Kitware / dive

Media annotation and analysis tools for web and desktop. Get started at https://viame.kitware.com
https://kitware.github.io/dive
Apache License 2.0
83 stars 21 forks source link

[FEATURE] Support for semantic segmentation #1108

Open russelldj opened 2 years ago

russelldj commented 2 years ago

Is your feature request related to a problem? If so, Please describe. I have a semantic segmentation problem pretty similar to NOAA ADAPT where I'd like to iteratively annotate data and train a model. My understanding from poking around is there isn't yet support for semantic segmentation models (i.e. assign a class label to every pixel in the scene), but I could be mistaken. I was curious if this had been considered?

Describe the solution you'd like Supporting semantic segmentation on the VIAME side should be relatively straightforward, it would just require wrapping a segmentation model. I've been using mmsegmentation which is closely related to the mmdetection package that's wrapped already.
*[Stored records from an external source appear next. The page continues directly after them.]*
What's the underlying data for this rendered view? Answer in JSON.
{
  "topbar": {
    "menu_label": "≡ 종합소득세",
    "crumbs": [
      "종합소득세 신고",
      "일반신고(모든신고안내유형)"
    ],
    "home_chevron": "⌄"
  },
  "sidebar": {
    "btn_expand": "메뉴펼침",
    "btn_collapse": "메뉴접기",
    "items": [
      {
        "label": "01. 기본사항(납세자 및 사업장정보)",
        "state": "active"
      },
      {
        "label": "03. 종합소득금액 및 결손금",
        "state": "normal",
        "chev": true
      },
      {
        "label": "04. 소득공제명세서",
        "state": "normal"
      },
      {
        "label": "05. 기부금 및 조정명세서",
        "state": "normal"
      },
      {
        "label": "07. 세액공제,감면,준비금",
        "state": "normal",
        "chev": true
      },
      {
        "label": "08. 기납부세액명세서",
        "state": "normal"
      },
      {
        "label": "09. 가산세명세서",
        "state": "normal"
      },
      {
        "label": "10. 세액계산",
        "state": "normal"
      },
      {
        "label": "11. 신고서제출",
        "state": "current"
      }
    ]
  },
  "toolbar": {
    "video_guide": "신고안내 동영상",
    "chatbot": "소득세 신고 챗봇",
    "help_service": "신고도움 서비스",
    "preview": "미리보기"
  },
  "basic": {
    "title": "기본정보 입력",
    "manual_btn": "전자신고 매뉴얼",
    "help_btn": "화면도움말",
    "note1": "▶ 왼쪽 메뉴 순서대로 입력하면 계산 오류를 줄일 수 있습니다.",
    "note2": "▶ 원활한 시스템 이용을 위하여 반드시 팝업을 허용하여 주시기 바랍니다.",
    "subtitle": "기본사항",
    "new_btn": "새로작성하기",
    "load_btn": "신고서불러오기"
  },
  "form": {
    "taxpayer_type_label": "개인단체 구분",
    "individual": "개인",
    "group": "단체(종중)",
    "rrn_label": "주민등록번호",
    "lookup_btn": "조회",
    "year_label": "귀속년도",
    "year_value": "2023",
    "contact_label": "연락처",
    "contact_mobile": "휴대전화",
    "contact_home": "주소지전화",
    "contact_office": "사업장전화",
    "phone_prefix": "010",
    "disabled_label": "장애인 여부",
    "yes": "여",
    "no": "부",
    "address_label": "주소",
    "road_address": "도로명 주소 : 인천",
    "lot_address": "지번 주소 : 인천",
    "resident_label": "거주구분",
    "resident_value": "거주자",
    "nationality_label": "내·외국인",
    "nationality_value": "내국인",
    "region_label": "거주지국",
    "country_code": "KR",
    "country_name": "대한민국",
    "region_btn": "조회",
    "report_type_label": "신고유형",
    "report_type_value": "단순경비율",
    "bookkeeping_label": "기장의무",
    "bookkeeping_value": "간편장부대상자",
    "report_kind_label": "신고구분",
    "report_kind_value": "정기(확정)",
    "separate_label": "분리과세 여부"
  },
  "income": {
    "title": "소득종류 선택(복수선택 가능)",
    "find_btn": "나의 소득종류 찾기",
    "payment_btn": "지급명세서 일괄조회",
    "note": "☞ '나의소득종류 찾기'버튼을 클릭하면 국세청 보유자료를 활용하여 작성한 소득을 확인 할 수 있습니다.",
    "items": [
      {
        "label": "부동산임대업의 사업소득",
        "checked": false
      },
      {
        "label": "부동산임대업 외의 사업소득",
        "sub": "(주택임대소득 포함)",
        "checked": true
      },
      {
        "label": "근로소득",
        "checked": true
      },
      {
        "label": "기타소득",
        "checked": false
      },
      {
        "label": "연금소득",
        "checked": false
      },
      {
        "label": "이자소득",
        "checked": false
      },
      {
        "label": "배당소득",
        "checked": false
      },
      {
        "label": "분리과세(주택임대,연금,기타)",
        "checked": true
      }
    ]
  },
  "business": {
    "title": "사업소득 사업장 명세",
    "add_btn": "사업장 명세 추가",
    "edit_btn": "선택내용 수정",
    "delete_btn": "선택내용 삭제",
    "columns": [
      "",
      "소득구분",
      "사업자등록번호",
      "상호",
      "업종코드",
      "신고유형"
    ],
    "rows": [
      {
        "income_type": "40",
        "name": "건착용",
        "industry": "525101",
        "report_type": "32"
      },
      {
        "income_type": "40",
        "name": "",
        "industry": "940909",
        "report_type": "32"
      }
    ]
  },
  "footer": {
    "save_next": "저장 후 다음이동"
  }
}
My memory of the specifics are a bit fuzzy, but I think the kwcoco MultiPolygon that's already passed around for detections would be sufficient to handle segmentation as well, so integration with the normal VIAME pipelines should be straightforward. It's possible that I could contribute this to VIAME myself.
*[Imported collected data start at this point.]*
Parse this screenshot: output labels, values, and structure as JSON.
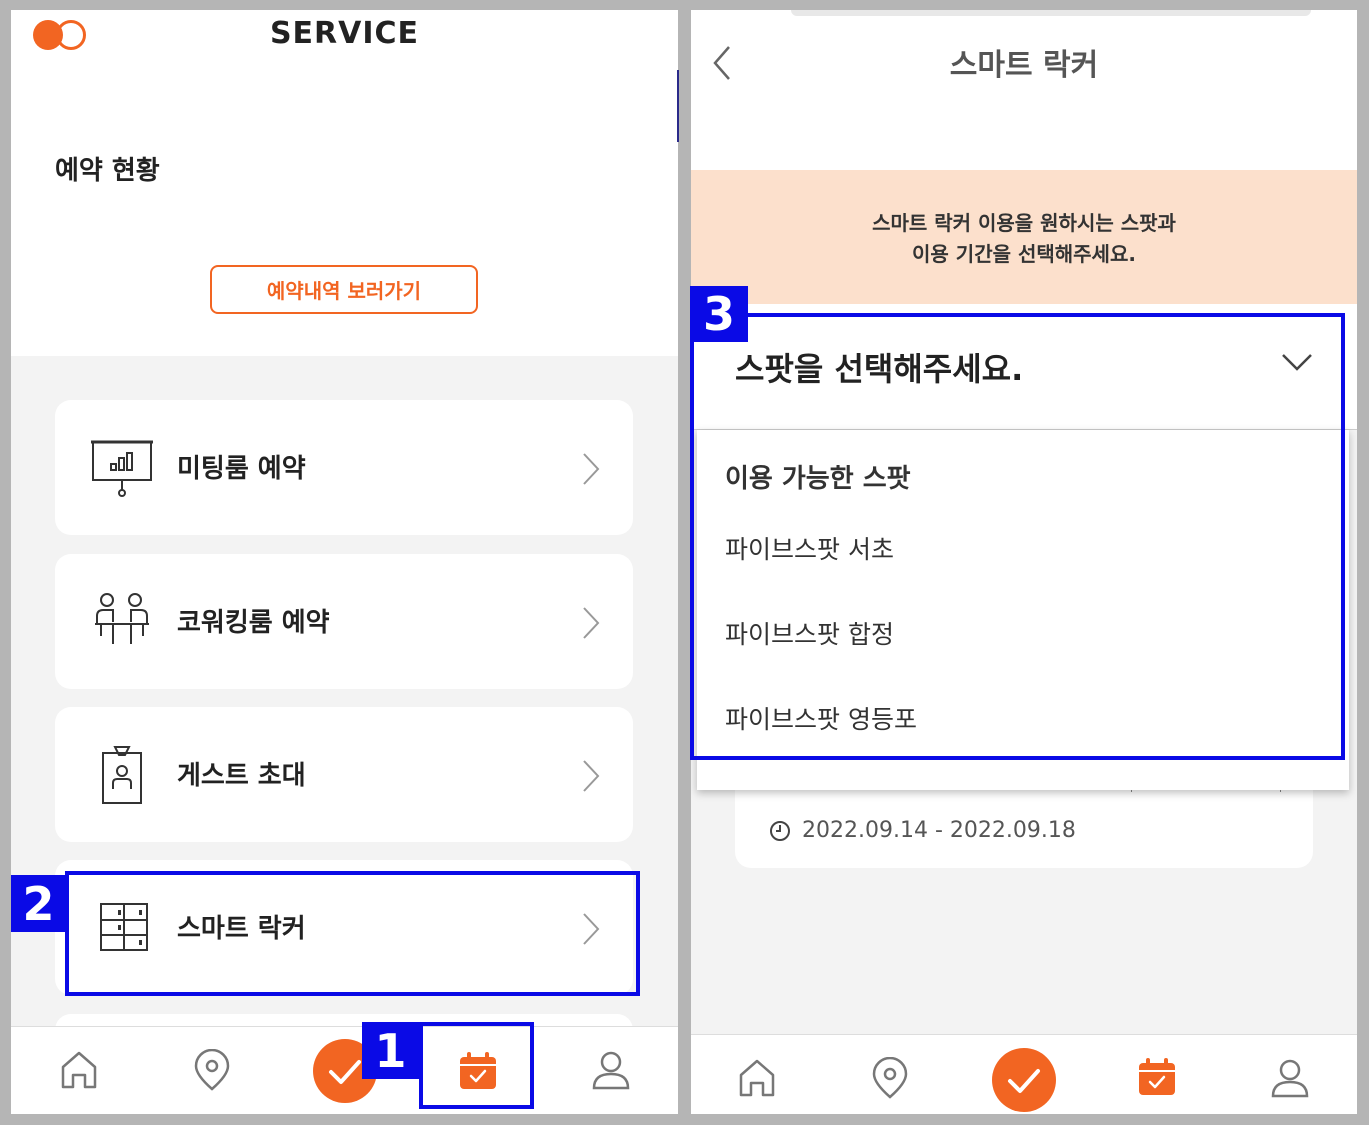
{
  "left_screen": {
    "header": {
      "title": "SERVICE",
      "logo": "two-circles-logo"
    },
    "reservation": {
      "title": "예약 현황",
      "button_label": "예약내역 보러가기"
    },
    "menu": [
      {
        "label": "미팅룸 예약",
        "icon": "presentation-board-icon"
      },
      {
        "label": "코워킹룸 예약",
        "icon": "people-desk-icon"
      },
      {
        "label": "게스트 초대",
        "icon": "guest-badge-icon"
      },
      {
        "label": "스마트 락커",
        "icon": "locker-icon"
      }
    ],
    "nav": [
      "home-icon",
      "location-icon",
      "check-icon",
      "calendar-icon",
      "user-icon"
    ]
  },
  "right_screen": {
    "header": {
      "title": "스마트 락커",
      "back_icon": "chevron-left-icon"
    },
    "notice": {
      "line1": "스마트 락커 이용을 원하시는 스팟과",
      "line2": "이용 기간을 선택해주세요."
    },
    "spot_select": {
      "placeholder": "스팟을 선택해주세요."
    },
    "dropdown": {
      "header": "이용 가능한 스팟",
      "options": [
        "파이브스팟 서초",
        "파이브스팟 합정",
        "파이브스팟 영등포"
      ]
    },
    "date_range": "2022.09.14 - 2022.09.18",
    "nav": [
      "home-icon",
      "location-icon",
      "check-icon",
      "calendar-icon",
      "user-icon"
    ]
  },
  "annotations": [
    "1",
    "2",
    "3"
  ],
  "colors": {
    "accent": "#f26522",
    "annotation": "#0a0ae6",
    "notice_bg": "#fce0cc"
  }
}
I'm guessing this change is much more disruptive on the front end. I think it's possible that you could represent segmentation as a collection of detections, but this seems clunky from a UI perspective. If this became a useful functionality, I think a dedicated segmentation mode would probably be useful.

Describe alternatives you've considered If I don't use VIAME, I'd probably use a standard labeling software such as CVAT or Labelme and locally convert these annotations to a useable format for model training.

mattdawkins commented 2 years ago

We have plans to do more background scene segmentation work as a part of one effort though it might not happen immediately

waxlamp commented 2 years ago

@subdavis, @BryonLewis, @marySalvi: it would be good to discuss how we can support different frontend workflow modes in general--perhaps yielding a methodology for supporting a wider array of annotation styles.

russelldj commented 2 years ago

Based on my initial experience performing this task in CVAT, it seems that a generic polygon annotator is largely sufficient. The one modification that is very useful is an ordering property. That way if you have two labels that overlap, the label is chosen inteligently. CVAT defaults to having the most recently-created annotation be chosen, i.e. it is "in front" of other annotations. Additionally, they support moving an annotation to the foreground or background.